L’assistance nombreuse aux festivités, toutes générations confondues, constitue une partie de la réponse à cette question.

On aurait pu se retrouver entre élus, dans le calme douillet de nos mairies respectives pour remplir notre devoir de mémoire. Les citoyens auraient été associés par procuration ! par délégation ! mais ce n’était pas notre idée. Nous avons au contraire fait le pari d’une grande fête populaire pour que le plus grand nombre puisse y participer et tirer de cet épisode historique des leçons pour affronter les défis de l’époque actuelle.

J’en retiendrai trois :

La première, c’est la leçon de l’échec d’une génération. Non pas que nous soyons meilleurs que nos anciens, nous aurions probablement fait la même chose ; mais c’est justement parce qu’ils ont fait des erreurs que nous n’avons pas le droit de les reproduire. L’erreur majeure a été de croire que la guerre n’était plus possible. Le « plus jamais çà » des poilus de 14-18 avait fini par parler au cerveau cartésien de nos compatriotes qui considéraient qu’aucun homme sensé ne pouvait refaire les boucheries des tranchées. Et pourtant ils l’ont fait… et en pire. Sous des formes différentes, la guerre est toujours présente dans les relations internationales. Le caporal fou de Bohème a été remplacé par les traders compulsifs de Wall Street ou du Palais Brongnart. Ils font moins de victimes par mort violente mais indirectement, ils poussent une partie de l’humanité au désespoir et cela revient au même. A chaque fois on retrouve le même ingrédient : le mépris humain. A nous d’être vigilants et de refuser toute approche qui ne privilégie pas l’homme.

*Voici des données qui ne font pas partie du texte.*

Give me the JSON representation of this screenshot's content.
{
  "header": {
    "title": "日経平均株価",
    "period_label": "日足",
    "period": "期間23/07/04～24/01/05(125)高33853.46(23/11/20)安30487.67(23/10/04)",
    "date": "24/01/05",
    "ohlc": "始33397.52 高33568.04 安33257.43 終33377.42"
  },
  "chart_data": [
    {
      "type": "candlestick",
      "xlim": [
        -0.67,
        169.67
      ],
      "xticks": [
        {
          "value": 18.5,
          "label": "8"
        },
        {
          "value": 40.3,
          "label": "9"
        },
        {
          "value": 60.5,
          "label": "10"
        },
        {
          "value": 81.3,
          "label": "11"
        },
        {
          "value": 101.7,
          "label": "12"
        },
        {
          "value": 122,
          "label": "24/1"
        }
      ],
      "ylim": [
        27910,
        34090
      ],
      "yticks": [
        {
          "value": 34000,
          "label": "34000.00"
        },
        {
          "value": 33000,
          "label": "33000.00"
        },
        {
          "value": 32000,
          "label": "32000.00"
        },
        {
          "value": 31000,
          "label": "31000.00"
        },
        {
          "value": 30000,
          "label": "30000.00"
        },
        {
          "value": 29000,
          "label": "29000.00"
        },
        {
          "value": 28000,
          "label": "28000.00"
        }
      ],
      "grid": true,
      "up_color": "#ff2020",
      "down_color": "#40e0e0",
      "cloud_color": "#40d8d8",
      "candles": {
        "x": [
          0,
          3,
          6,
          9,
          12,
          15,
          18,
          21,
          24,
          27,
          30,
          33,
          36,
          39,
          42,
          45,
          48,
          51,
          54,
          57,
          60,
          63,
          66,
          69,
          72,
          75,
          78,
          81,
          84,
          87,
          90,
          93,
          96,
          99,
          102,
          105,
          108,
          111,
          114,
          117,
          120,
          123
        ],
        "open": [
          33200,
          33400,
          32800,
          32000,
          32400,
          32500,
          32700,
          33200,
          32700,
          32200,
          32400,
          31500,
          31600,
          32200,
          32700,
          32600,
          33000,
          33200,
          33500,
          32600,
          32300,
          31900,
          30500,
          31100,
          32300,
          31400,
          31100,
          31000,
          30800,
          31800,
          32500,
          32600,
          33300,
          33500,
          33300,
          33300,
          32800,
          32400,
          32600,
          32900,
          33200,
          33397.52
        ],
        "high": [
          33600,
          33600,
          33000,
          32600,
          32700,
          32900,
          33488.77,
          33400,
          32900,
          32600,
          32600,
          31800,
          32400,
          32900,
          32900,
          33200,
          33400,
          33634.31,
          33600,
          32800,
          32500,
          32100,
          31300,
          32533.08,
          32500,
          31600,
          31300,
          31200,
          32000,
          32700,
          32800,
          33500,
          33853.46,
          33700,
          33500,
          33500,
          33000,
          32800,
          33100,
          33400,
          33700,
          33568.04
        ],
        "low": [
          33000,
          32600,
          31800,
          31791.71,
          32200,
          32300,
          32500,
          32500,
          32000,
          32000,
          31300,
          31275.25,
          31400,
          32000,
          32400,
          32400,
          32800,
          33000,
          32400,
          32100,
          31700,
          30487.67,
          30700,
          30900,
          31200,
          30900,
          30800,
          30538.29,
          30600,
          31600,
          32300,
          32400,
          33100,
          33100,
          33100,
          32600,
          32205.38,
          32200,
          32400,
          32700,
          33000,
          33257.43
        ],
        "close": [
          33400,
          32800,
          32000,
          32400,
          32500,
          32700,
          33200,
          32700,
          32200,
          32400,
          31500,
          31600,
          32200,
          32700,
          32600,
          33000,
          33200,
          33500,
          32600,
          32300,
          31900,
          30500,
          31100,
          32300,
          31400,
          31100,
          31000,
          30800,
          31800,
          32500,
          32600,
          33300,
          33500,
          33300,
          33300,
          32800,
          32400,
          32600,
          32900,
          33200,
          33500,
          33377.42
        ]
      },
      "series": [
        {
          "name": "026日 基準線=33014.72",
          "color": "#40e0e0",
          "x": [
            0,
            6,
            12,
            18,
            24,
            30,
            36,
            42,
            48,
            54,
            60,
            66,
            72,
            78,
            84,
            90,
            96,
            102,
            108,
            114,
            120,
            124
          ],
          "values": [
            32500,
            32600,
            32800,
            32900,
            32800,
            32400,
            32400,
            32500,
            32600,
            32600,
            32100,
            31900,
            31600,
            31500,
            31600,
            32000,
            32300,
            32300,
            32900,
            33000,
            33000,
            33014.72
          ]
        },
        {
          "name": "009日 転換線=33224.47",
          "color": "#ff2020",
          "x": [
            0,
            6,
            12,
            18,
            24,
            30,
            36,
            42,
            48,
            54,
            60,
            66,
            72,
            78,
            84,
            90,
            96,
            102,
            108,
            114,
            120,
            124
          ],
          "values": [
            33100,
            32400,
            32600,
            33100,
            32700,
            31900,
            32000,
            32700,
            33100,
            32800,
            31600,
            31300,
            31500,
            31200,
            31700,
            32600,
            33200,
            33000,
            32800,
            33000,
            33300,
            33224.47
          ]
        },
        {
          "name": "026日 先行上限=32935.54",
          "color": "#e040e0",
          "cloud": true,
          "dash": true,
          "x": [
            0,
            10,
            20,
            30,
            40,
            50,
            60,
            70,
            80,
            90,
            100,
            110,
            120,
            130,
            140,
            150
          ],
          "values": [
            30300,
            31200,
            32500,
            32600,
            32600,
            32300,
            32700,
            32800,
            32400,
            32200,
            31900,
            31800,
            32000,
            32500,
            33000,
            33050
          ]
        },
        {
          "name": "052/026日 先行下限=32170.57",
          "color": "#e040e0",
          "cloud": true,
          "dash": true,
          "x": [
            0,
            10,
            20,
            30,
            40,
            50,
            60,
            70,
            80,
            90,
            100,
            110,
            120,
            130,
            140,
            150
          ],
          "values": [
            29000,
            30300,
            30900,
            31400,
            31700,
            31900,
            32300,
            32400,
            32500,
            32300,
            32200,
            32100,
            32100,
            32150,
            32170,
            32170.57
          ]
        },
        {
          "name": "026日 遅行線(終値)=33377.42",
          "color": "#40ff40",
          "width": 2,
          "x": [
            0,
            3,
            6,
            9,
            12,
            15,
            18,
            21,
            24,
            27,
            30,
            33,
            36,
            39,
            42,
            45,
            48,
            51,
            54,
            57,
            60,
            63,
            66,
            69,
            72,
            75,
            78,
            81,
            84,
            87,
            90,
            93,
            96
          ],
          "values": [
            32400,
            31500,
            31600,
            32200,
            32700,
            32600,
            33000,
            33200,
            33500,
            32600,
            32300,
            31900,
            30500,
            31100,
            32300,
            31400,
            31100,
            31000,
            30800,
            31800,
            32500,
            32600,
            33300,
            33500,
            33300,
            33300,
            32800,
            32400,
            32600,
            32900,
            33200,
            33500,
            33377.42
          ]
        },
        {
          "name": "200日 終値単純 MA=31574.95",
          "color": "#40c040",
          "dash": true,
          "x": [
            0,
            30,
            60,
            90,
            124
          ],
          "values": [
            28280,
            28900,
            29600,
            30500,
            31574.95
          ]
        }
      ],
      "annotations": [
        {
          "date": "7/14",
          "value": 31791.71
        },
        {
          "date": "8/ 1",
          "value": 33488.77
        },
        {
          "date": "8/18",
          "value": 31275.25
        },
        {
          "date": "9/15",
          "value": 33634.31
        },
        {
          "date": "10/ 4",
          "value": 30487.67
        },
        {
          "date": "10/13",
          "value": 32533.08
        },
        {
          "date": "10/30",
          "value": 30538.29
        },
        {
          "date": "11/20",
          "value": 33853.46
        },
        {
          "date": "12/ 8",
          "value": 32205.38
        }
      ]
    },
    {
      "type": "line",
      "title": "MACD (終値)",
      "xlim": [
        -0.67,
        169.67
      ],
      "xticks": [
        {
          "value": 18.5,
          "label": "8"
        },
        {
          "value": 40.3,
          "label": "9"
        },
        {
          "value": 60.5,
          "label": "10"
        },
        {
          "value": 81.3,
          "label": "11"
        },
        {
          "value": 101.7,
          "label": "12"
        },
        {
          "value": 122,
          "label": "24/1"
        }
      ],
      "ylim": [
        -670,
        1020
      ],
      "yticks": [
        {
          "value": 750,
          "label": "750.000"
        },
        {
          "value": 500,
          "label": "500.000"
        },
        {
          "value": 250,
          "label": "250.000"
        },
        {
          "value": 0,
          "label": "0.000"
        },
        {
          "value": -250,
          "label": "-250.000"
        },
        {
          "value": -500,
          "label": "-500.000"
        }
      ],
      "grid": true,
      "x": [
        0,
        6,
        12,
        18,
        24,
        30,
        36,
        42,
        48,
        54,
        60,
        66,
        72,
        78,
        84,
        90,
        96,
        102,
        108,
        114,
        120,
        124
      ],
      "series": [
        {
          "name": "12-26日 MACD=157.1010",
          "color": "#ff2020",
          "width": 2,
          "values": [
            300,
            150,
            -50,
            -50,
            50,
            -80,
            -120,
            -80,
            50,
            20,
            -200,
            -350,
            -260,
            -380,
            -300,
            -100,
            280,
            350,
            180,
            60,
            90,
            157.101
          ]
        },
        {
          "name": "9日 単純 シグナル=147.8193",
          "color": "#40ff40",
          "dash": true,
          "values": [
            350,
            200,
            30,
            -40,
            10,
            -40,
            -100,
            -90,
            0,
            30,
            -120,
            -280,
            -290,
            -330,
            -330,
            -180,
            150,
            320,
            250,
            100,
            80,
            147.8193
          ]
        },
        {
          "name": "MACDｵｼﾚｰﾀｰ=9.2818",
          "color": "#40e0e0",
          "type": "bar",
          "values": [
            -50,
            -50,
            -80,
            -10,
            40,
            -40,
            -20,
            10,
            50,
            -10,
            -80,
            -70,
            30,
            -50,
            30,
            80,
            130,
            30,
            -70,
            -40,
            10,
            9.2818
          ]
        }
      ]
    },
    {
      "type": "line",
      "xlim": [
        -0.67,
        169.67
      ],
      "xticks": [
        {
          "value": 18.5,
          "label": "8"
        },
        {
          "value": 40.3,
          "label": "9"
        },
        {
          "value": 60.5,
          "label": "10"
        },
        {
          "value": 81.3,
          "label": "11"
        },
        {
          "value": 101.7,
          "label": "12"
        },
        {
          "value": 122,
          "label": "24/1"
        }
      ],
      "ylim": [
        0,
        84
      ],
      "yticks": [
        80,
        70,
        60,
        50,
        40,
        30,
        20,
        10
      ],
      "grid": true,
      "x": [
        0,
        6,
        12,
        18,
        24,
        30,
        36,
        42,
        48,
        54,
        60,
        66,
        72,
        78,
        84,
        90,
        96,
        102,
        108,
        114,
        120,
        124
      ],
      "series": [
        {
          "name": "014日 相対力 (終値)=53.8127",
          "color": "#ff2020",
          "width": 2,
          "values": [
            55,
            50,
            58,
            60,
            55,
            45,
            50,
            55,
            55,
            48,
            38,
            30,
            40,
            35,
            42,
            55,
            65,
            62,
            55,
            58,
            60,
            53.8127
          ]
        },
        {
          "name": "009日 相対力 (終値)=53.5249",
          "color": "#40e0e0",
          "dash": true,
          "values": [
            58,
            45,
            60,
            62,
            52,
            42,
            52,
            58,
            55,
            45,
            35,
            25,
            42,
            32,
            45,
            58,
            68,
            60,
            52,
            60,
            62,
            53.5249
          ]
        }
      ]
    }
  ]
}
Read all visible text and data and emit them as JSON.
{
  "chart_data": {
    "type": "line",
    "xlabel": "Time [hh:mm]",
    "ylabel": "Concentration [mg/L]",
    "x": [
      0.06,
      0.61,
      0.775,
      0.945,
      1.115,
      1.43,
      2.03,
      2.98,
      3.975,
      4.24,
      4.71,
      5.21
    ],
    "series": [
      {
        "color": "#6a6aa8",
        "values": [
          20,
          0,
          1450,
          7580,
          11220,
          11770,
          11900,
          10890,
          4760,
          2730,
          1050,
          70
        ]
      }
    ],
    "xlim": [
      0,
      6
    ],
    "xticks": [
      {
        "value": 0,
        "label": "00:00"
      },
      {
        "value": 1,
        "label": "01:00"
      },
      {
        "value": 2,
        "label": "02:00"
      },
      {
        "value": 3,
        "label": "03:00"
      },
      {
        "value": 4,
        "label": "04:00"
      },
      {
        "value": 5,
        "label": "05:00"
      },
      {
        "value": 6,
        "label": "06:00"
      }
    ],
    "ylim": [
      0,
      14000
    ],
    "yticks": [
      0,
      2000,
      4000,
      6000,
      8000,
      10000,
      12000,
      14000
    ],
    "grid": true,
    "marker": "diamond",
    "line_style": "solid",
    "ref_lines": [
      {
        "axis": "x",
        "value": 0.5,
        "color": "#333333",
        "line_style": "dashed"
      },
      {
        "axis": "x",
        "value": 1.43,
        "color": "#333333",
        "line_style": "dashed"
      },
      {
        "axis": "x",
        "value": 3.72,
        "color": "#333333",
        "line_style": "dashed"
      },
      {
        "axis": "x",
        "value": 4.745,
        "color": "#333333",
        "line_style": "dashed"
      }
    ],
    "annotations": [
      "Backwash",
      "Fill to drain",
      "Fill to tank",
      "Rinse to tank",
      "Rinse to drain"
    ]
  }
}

La deuxième, c’est une leçon de cohésion sociale que nous ont donnée les acteurs de cette période. Premier grand déplacement de population de la 2ème guerre mondiale, il faut bien reconnaître que cette évacuation a permis au génie français… de l’improvisation, de donner toute sa mesure. En un mot, c’était un joyeux bololo, comme diraient nos camarades africains. Elle n’a réussi que par la débrouillardise et la cohésion de la communauté villageoise. Les saasenheimois jetés sur les routes sans connaître leur destination et les périgourdins prévenus au dernier moment qu’ils allaient avoir du monde à la maison et pour une durée indéterminée, ont su trouver des ressources en eux-mêmes pour gérer le quotidien. Cela a fonctionné parce qu’entre eux existait un lien profond dont ils n’avaient pas idée avant cette aventure, la conscience d’appartenir à une communauté soudée.

C’est une leçon très forte : un corps social uni est capable d’affronter les tempêtes. Au moment où l’horizon est sombre, c’est un enseignement qu’on a tendance à oublier car il est plus facile de trouver des boucs émissaires que de relever les manches et de serrer les coudes.

La troisième, c’est la foi en l’avenir qui animait ces femmes et ces hommes emportés dans le tourbillon d’évènements qui pouvaient les écraser. Quoiqu’il arrive, la vie est plus forte que le malheur et tous nos anciens, confrontés aux difficultés du moment, continuaient à faire des projets parce qu’un homme doit rester debout et que le meilleur moyen de conserver l’équilibre, c’est d’être en mouvement. C’est un formidable témoignage d’espoir et de foi en la capacité de l’homme à produire ce qu’il y a de meilleur en lui. Notre destin sur terre consiste à laisser une trace positive de notre action. Il arrive parfois que nous soyons confrontés au pire, mais il ne faut jamais désespérer de la vie. L’homme est sur terre pour trouver le bonheur. 

Au final, nos anciens nous ont donné une leçon d’humanisme dont les préceptes restent d’actualité :

     - la primauté de l’homme,

     - pas l’homme isolé mais celui qui crée du lien social,

     - et celui qui garde toujours au fond du cœur la flamme de l’espoir, celle qui peut rallumer toutes les autres flammes.

A chacun de faire le parallèle avec l’époque actuelle et d’en tirer ses propres règles de vie. Nous arriverons immanquablement à la constatation que nous devons beaucoup à nos anciens qu’il faut savoir remercier de temps en temps. C’est à cela aussi que sert notre jumelage.